Fedir Pirotsky was educated at the Konstantinov


Cadet Corps in St. Petersburg and the
Mikhailovsky Artillery Academy. In 1871, he
received a referral to the department of technical
reports and estimates of the Main Artillery
Administration (GAU) in St. Petersburg.
For the first time, Pirotsky tries to
launch a tram in St. Petersburg.
However, it appeared on the route
only in the winter of 1895 and
moved not through the streets of the
city, but across the frozen river. A
real electric tram drove through the
streets of St. Petersburg only in
1907. And for example, in Moscow
- 1899. And all because of the
monopoly on transportation: the
then oligarchs-owners of horse
railways did not want to lose profit
and resisted the new type of
transport.
This grand event in the world of technical progress took place in 1892, with considerable delay, more
than 10 years after the first public experiments and publications of Pirocky. But even despite such a
significant lag, Kyiv became the first city in Eastern Europe where an electric tram ran.

And two years later, in 1894, an electric tram made according to Pirocky's scheme appeared in Lviv.
At that time, the city was part of the Austro-Hungarian Empire.
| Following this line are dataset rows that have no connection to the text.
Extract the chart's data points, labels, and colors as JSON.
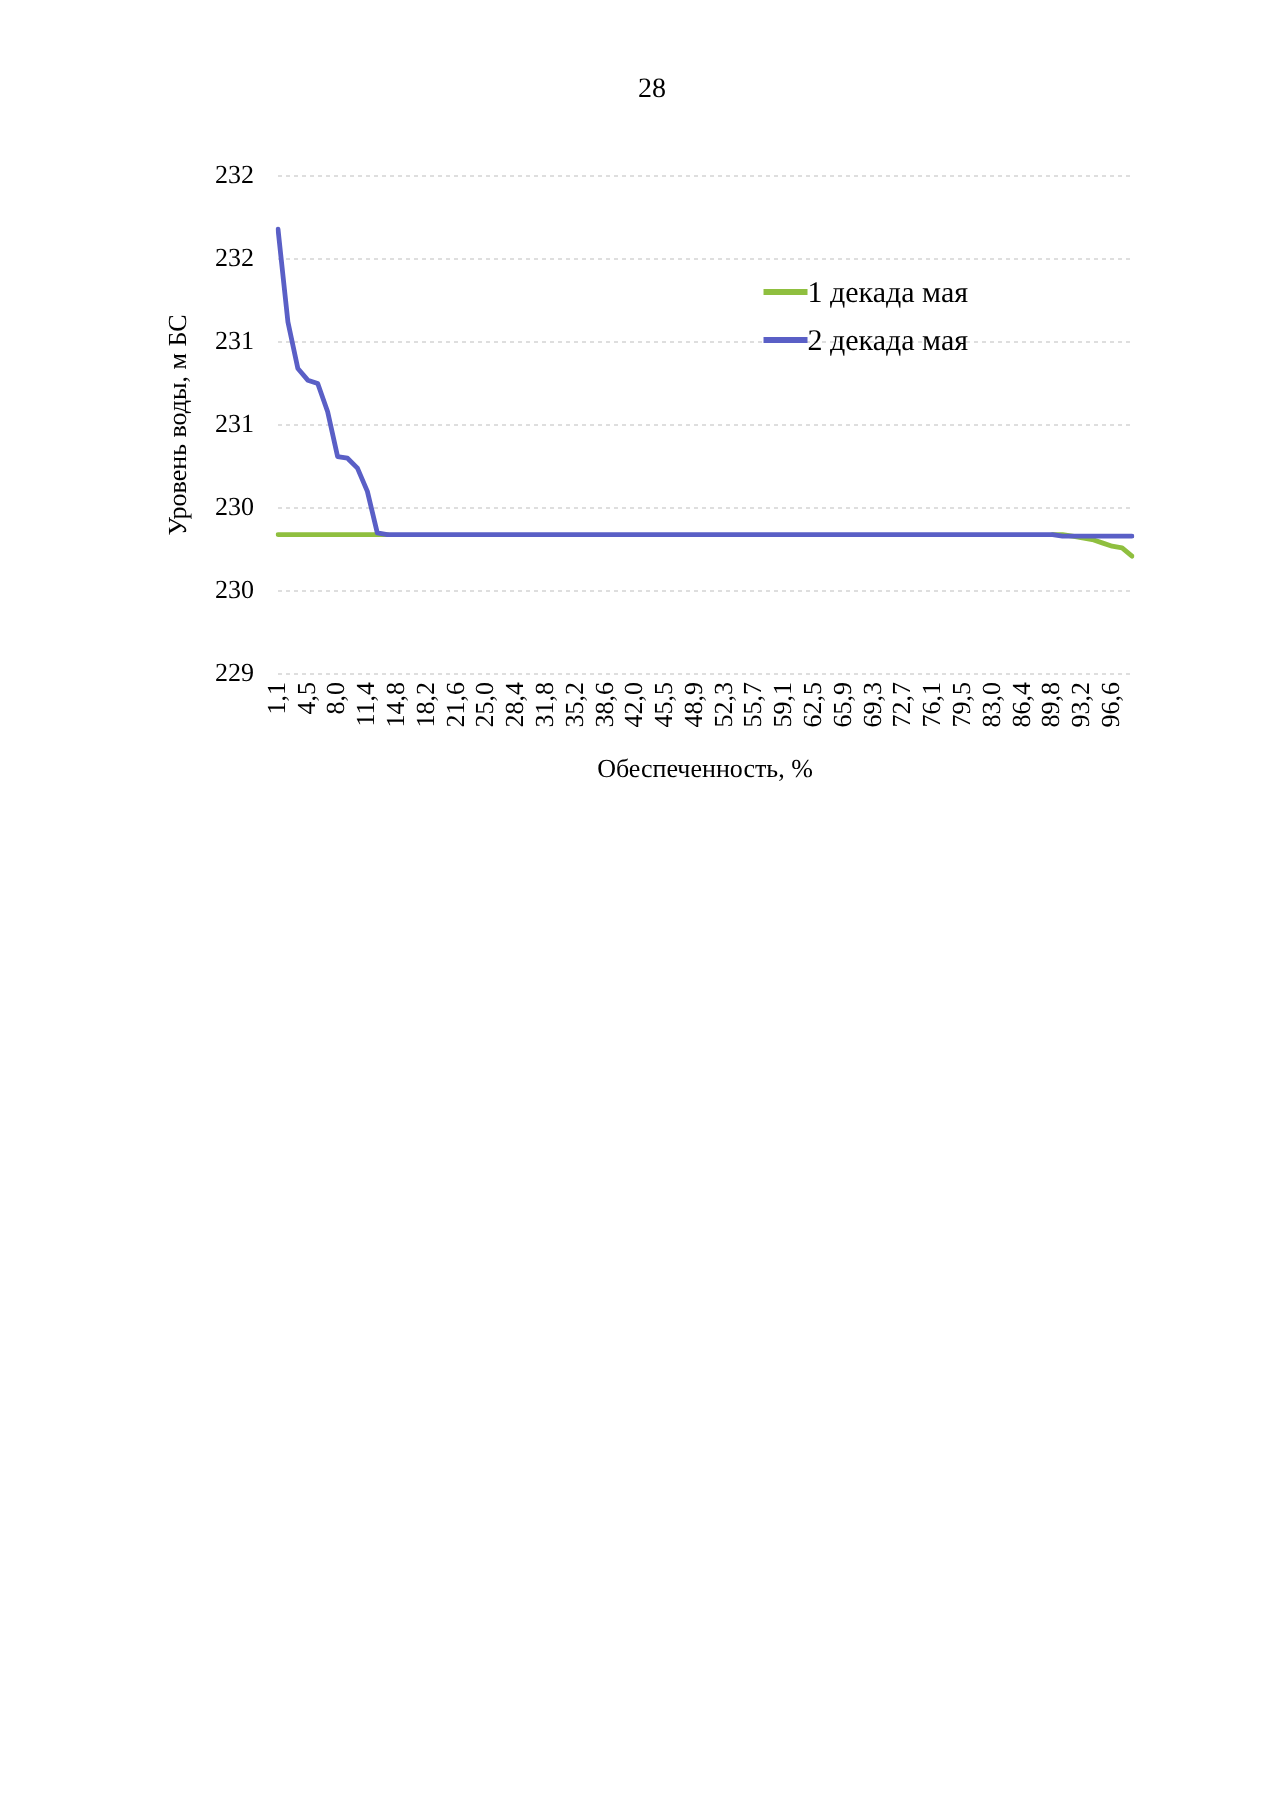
{
  "chart_data": {
    "type": "line",
    "annotations": [
      "28"
    ],
    "xlabel": "Обеспеченность, %",
    "ylabel": "Уровень воды, м БС",
    "categories": [
      "1,1",
      null,
      null,
      "4,5",
      null,
      null,
      "8,0",
      null,
      null,
      "11,4",
      null,
      null,
      "14,8",
      null,
      null,
      "18,2",
      null,
      null,
      "21,6",
      null,
      null,
      "25,0",
      null,
      null,
      "28,4",
      null,
      null,
      "31,8",
      null,
      null,
      "35,2",
      null,
      null,
      "38,6",
      null,
      null,
      "42,0",
      null,
      null,
      "45,5",
      null,
      null,
      "48,9",
      null,
      null,
      "52,3",
      null,
      null,
      "55,7",
      null,
      null,
      "59,1",
      null,
      null,
      "62,5",
      null,
      null,
      "65,9",
      null,
      null,
      "69,3",
      null,
      null,
      "72,7",
      null,
      null,
      "76,1",
      null,
      null,
      "79,5",
      null,
      null,
      "83,0",
      null,
      null,
      "86,4",
      null,
      null,
      "89,8",
      null,
      null,
      "93,2",
      null,
      null,
      "96,6",
      null,
      null
    ],
    "series": [
      {
        "name": "1 декада мая",
        "color": "#8fbf3f",
        "values": [
          229.84,
          229.84,
          229.84,
          229.84,
          229.84,
          229.84,
          229.84,
          229.84,
          229.84,
          229.84,
          229.84,
          229.84,
          null,
          null,
          null,
          null,
          null,
          null,
          null,
          null,
          null,
          null,
          null,
          null,
          null,
          null,
          null,
          null,
          null,
          null,
          null,
          null,
          null,
          null,
          null,
          null,
          null,
          null,
          null,
          null,
          null,
          null,
          null,
          null,
          null,
          null,
          null,
          null,
          null,
          null,
          null,
          null,
          null,
          null,
          null,
          null,
          null,
          null,
          null,
          null,
          null,
          null,
          null,
          null,
          null,
          null,
          null,
          null,
          null,
          null,
          null,
          null,
          null,
          null,
          null,
          null,
          null,
          null,
          229.84,
          229.84,
          229.83,
          229.82,
          229.81,
          229.79,
          229.77,
          229.76,
          229.71
        ]
      },
      {
        "name": "2 декада мая",
        "color": "#5a5fc6",
        "values": [
          231.68,
          231.12,
          230.84,
          230.77,
          230.75,
          230.58,
          230.31,
          230.3,
          230.24,
          230.1,
          229.85,
          229.84,
          229.84,
          229.84,
          229.84,
          229.84,
          229.84,
          229.84,
          229.84,
          229.84,
          229.84,
          229.84,
          229.84,
          229.84,
          229.84,
          229.84,
          229.84,
          229.84,
          229.84,
          229.84,
          229.84,
          229.84,
          229.84,
          229.84,
          229.84,
          229.84,
          229.84,
          229.84,
          229.84,
          229.84,
          229.84,
          229.84,
          229.84,
          229.84,
          229.84,
          229.84,
          229.84,
          229.84,
          229.84,
          229.84,
          229.84,
          229.84,
          229.84,
          229.84,
          229.84,
          229.84,
          229.84,
          229.84,
          229.84,
          229.84,
          229.84,
          229.84,
          229.84,
          229.84,
          229.84,
          229.84,
          229.84,
          229.84,
          229.84,
          229.84,
          229.84,
          229.84,
          229.84,
          229.84,
          229.84,
          229.84,
          229.84,
          229.84,
          229.84,
          229.83,
          229.83,
          229.83,
          229.83,
          229.83,
          229.83,
          229.83,
          229.83
        ]
      }
    ],
    "ylim": [
      229,
      232
    ],
    "yticks": [
      229,
      {
        "value": 229.5,
        "label": "230"
      },
      230,
      {
        "value": 230.5,
        "label": "231"
      },
      231,
      {
        "value": 231.5,
        "label": "232"
      },
      232
    ],
    "grid": "y",
    "legend": "top right"
  }
}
So Lviv became the second after Kyiv, the
second in Austria-Hungary and the fifth in Europe, where a new type of public transport with electric
traction went for the first time.
It took 11 years for the Ukrainian capital to arrive, despite the
fact that the electric tram was sometimes the only alternative
for Kyiv. The slopes of the Dnieper are so steep that steam
trams could not cope with them, not horse trams. Even six
horses could not lift a small carriage with passengers on the
modern Volodymyrivsky Uzvіz.

In June 1892, the first electric tram moved from Volodymyrsky


Uzvіz to Sadovska Street. Later, a real tram boom began: in 9
years, such trams appeared in 15 cities of the empire.